Banking brain drain: Why finance risks losing its best talent to the FinTech sector

Katherine Kaplan
88 per cent of millennials prioritise “work-life integration” (Source: Getty)
Britain's FinTech sector is a particularly bright spot in the UK’s recovering economy. Investment in London FinTech grew by 136 per cent last year, with the capital receiving 42 per cent of all European FinTech investment in 2014. But one less-discussed aspect of this is the potential impact on talent within the wider financial services sector.
Once upon a time, a career with a major financial institution was an obvious choice for the ambitious, the adventure-seeking, and those desiring to earn big money. Since the crash, however, this perception has started to shift. Increased regulation, the withdrawal of banks from certain investment activities, and the furore and controls around remuneration have changed the game. Averaged data from Chicago Booth, Wharton, Harvard, London Business School and Insead shows that the percentage of MBA graduates entering finance fell by nearly 20 per cent between 2007 and 2013.
By contrast, the technology sector has enjoyed a renaissance: the percentage of MBA graduates taking up careers in tech doubled from 2007 to 2013. Graduates and chief executives alike look enviously at the rapid success of the Googles, Facebooks, Spotifys and Ubers of this world.
This could potentially hold serious implications for traditional financial institutions. The current environment is such that, during periods of business as usual, the myriad of new regulations means activity is limited and highly controlled. This can lessen the draw of finance for a certain personality type. Particular skill sets will thrive, which is why we’ve seen the rise and rise of compliance experts, but more entrepreneurial types may feel stunted, and without the same remuneration prospects to keep them there.
As a consequence, we are seeing an increase in senior people being tempted to make the jump across – to get in at the ground floor of an exciting startup, accepting lower salaries in return for equity. FinTech is the perfect meeting place between the two, and its rise could catalyse this migration.

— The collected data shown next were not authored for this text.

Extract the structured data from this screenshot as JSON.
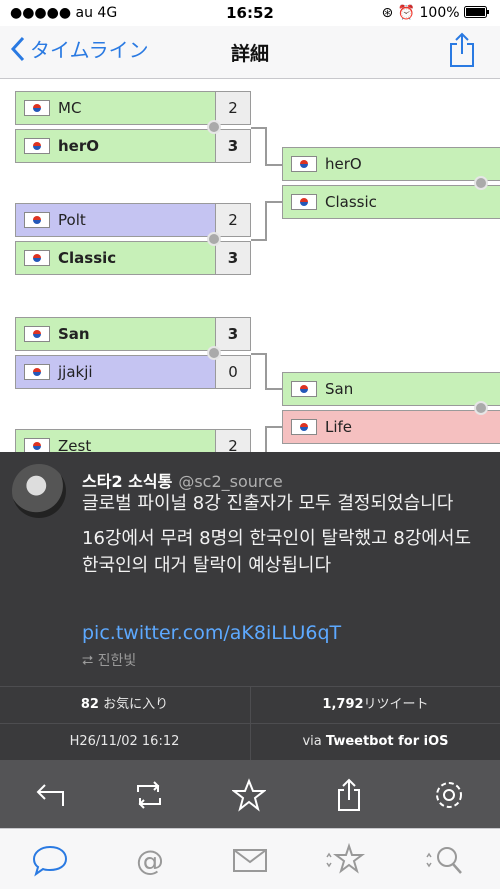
{
  "status": {
    "carrier": "●●●●● au  4G",
    "time": "16:52",
    "battery": "100%",
    "icons": [
      "rotation-lock-icon",
      "alarm-icon",
      "battery-icon"
    ]
  },
  "nav": {
    "back_label": "タイムライン",
    "title": "詳細",
    "share_icon": "share-icon"
  },
  "bracket": {
    "matches": [
      {
        "top": {
          "name": "MC",
          "score": "2"
        },
        "bottom": {
          "name": "herO",
          "score": "3"
        }
      },
      {
        "top": {
          "name": "Polt",
          "score": "2"
        },
        "bottom": {
          "name": "Classic",
          "score": "3"
        }
      },
      {
        "top": {
          "name": "San",
          "score": "3"
        },
        "bottom": {
          "name": "jjakji",
          "score": "0"
        }
      },
      {
        "top": {
          "name": "Zest",
          "score": "2"
        }
      }
    ],
    "next": [
      {
        "top": {
          "name": "herO"
        },
        "bottom": {
          "name": "Classic"
        }
      },
      {
        "top": {
          "name": "San"
        },
        "bottom": {
          "name": "Life"
        }
      }
    ],
    "colors": {
      "win": "#c7f0b8",
      "loss_purple": "#c5c4f2",
      "loss_pink": "#f5c0c0"
    }
  },
  "tweet": {
    "author": "스타2 소식통",
    "handle": "@sc2_source",
    "line1": "글로벌 파이널 8강 진출자가 모두 결정되었습니다",
    "line2": "16강에서 무려 8명의 한국인이 탈락했고 8강에서도 한국인의 대거 탈락이 예상됩니다",
    "link": "pic.twitter.com/aK8iLLU6qT",
    "retweeted_by": "진한빛",
    "favorites_count": "82",
    "favorites_label": "お気に入り",
    "retweets_count": "1,792",
    "retweets_label": "リツイート",
    "date": "H26/11/02 16:12",
    "via_label": "via",
    "client": "Tweetbot for iOS"
  },
  "toolbar": [
    "reply-icon",
    "retweet-icon",
    "favorite-icon",
    "share-icon",
    "settings-icon"
  ],
  "tabbar": [
    "timeline-icon",
    "mentions-icon",
    "messages-icon",
    "favorites-icon",
    "search-icon"
  ]
}
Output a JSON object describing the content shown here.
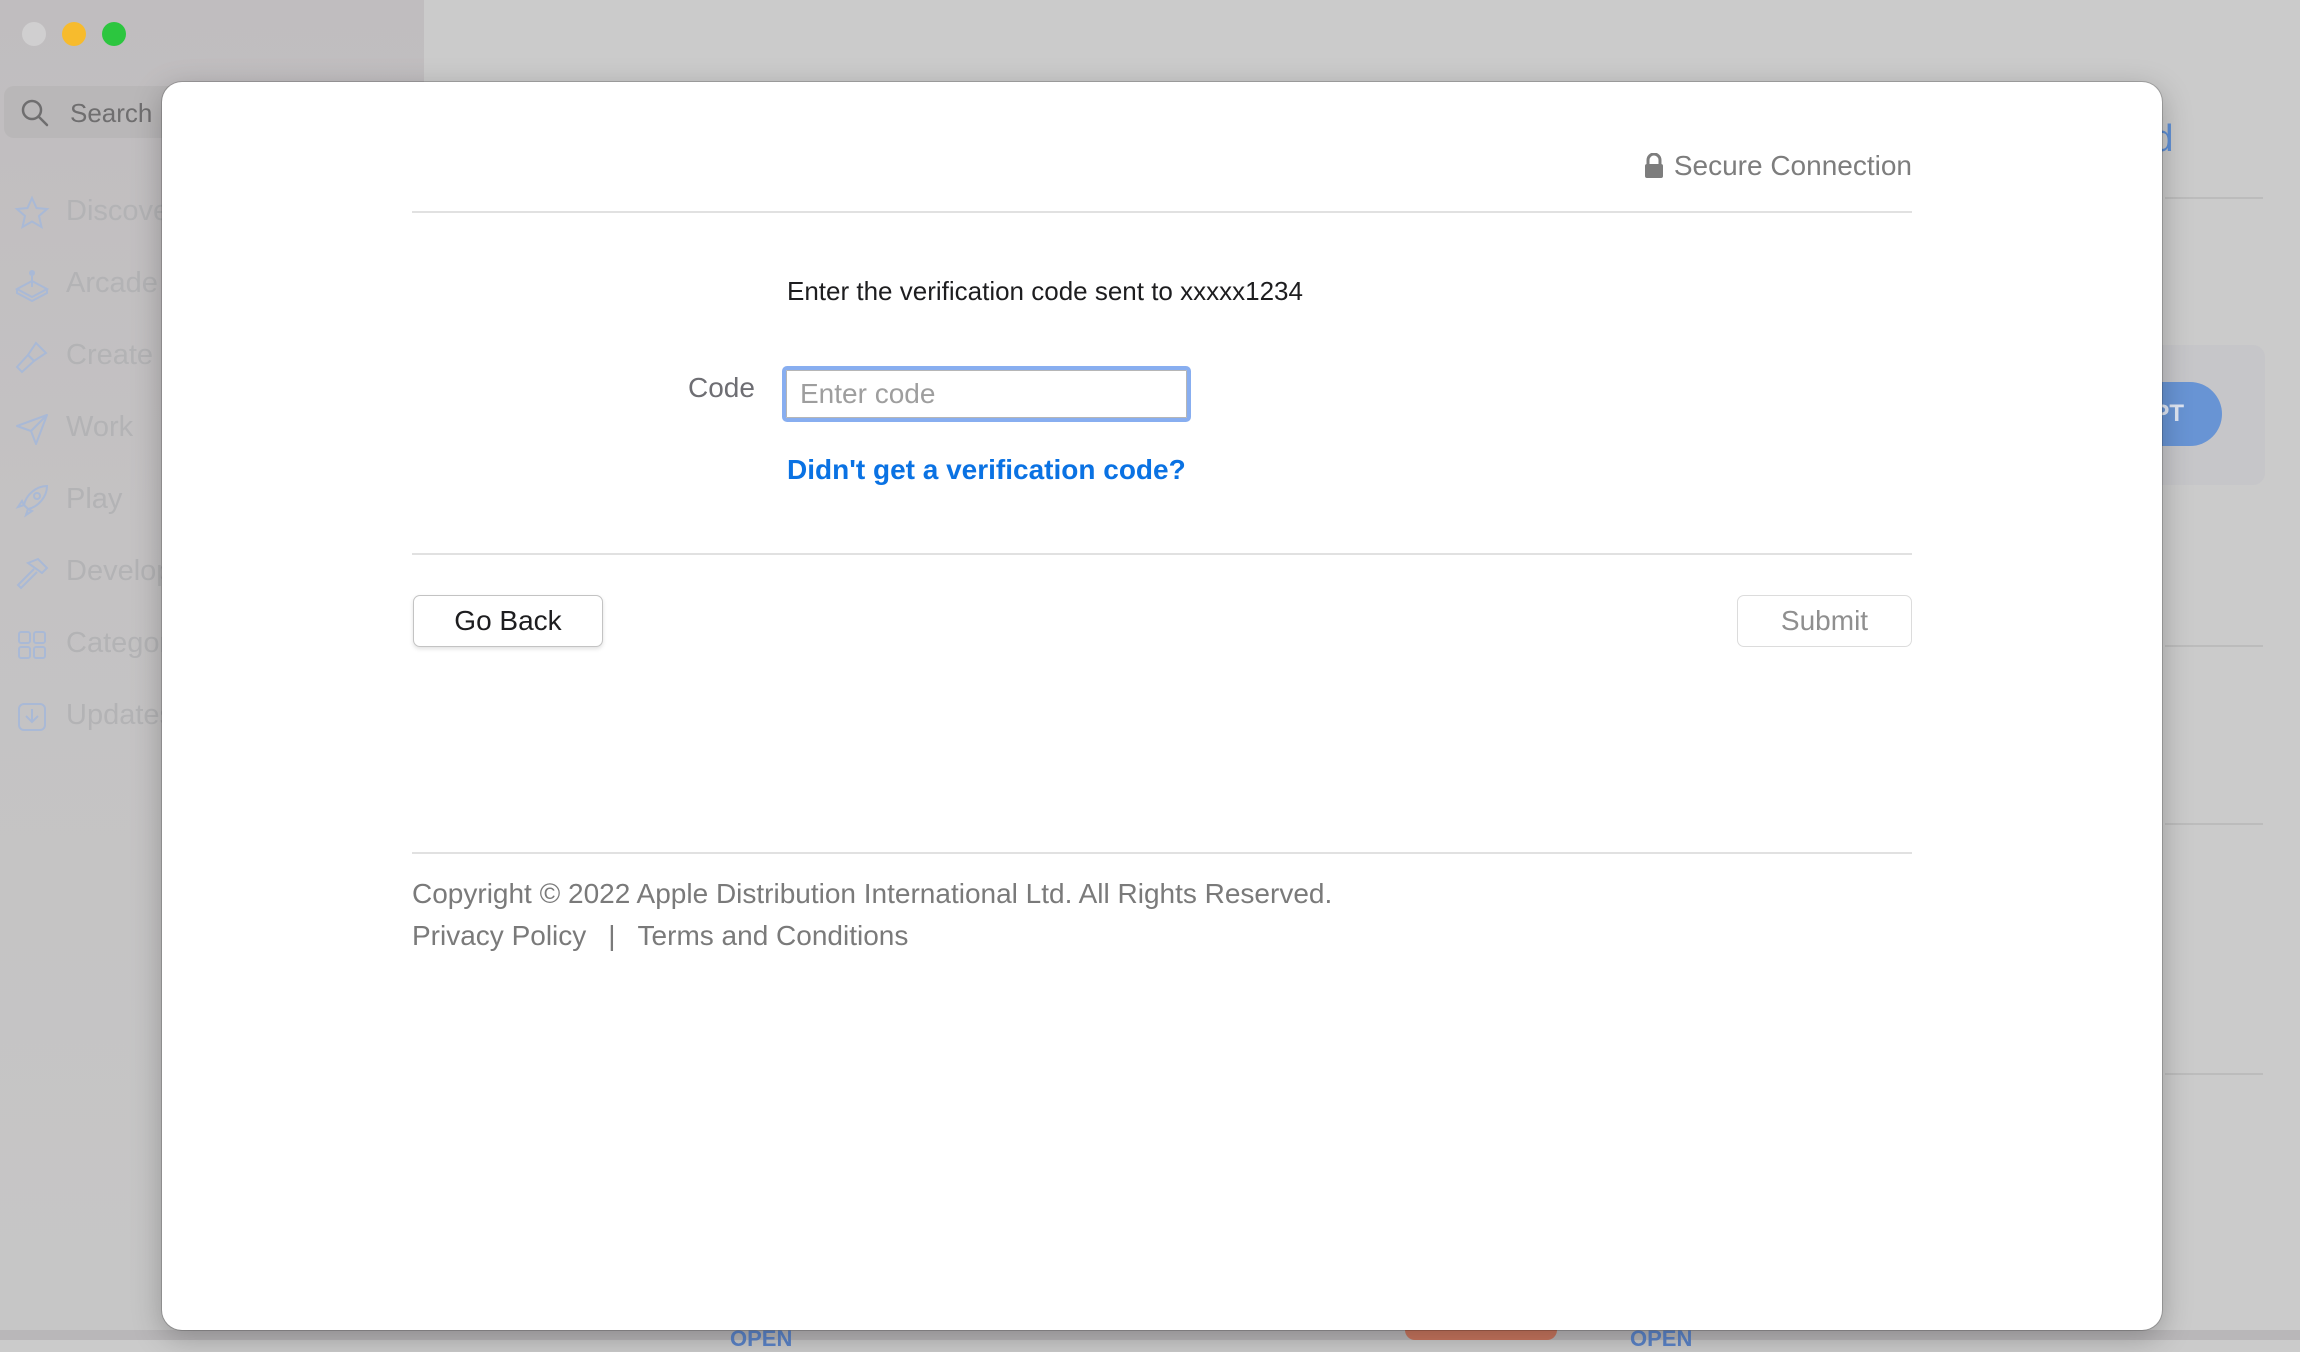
{
  "window": {
    "traffic_lights": [
      "close",
      "minimize",
      "maximize"
    ]
  },
  "sidebar": {
    "search_label": "Search",
    "items": [
      {
        "label": "Discover",
        "icon": "star-icon"
      },
      {
        "label": "Arcade",
        "icon": "joystick-icon"
      },
      {
        "label": "Create",
        "icon": "paintbrush-icon"
      },
      {
        "label": "Work",
        "icon": "paper-plane-icon"
      },
      {
        "label": "Play",
        "icon": "rocket-icon"
      },
      {
        "label": "Develop",
        "icon": "hammer-icon"
      },
      {
        "label": "Categories",
        "icon": "grid-icon"
      },
      {
        "label": "Updates",
        "icon": "download-icon"
      }
    ]
  },
  "background": {
    "title_fragment": "t Card",
    "pill_fragment": "PT",
    "open_buttons": [
      "OPEN",
      "OPEN"
    ]
  },
  "modal": {
    "secure_label": "Secure Connection",
    "instructions": "Enter the verification code sent to xxxxx1234",
    "code_label": "Code",
    "code_value": "",
    "code_placeholder": "Enter code",
    "resend_link": "Didn't get a verification code?",
    "go_back_label": "Go Back",
    "submit_label": "Submit",
    "submit_disabled": true,
    "copyright": "Copyright © 2022 Apple Distribution International Ltd. All Rights Reserved.",
    "privacy_link": "Privacy Policy",
    "link_separator": "|",
    "terms_link": "Terms and Conditions"
  },
  "colors": {
    "link_blue": "#0a72e3",
    "focus_ring": "#88aef0",
    "traffic_minimize": "#f7bb2d",
    "traffic_maximize": "#2cc63f"
  }
}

Given the centrality of talent to the business model of financial services firms, this is a concern. If the industry wants to regain a long-term, sustainable footing, it will need to re-think how to attract and retain the very best. On the other hand, as the FinTech sector matures, it will face its own talent retention challenges.
The world of work – and what employees want and expect from a career – is undergoing rapid change. A 2014 study of the career preferences of millennials showed that 74 per cent strongly valued flexible work schedules, 88 per cent prioritised “work-life integration”, and 79 per cent would prefer their managers to act as mentors rather than as traditional bosses.
In this respect, Google & co are ahead of the curve. They have successfully fostered working cultures that are less hierarchical. Technology firms tend to offer more exciting workspaces, where those with passion and skill can more easily fast-track up the ranks. Non-conventional perks are becoming increasingly important, as is flexibility.
Traditional financial firms will need to adopt some of these ideas where appropriate. And if FinTech can ape the tech sector in this regard, it will be in an ideal position to capture talented financial workers looking for a change.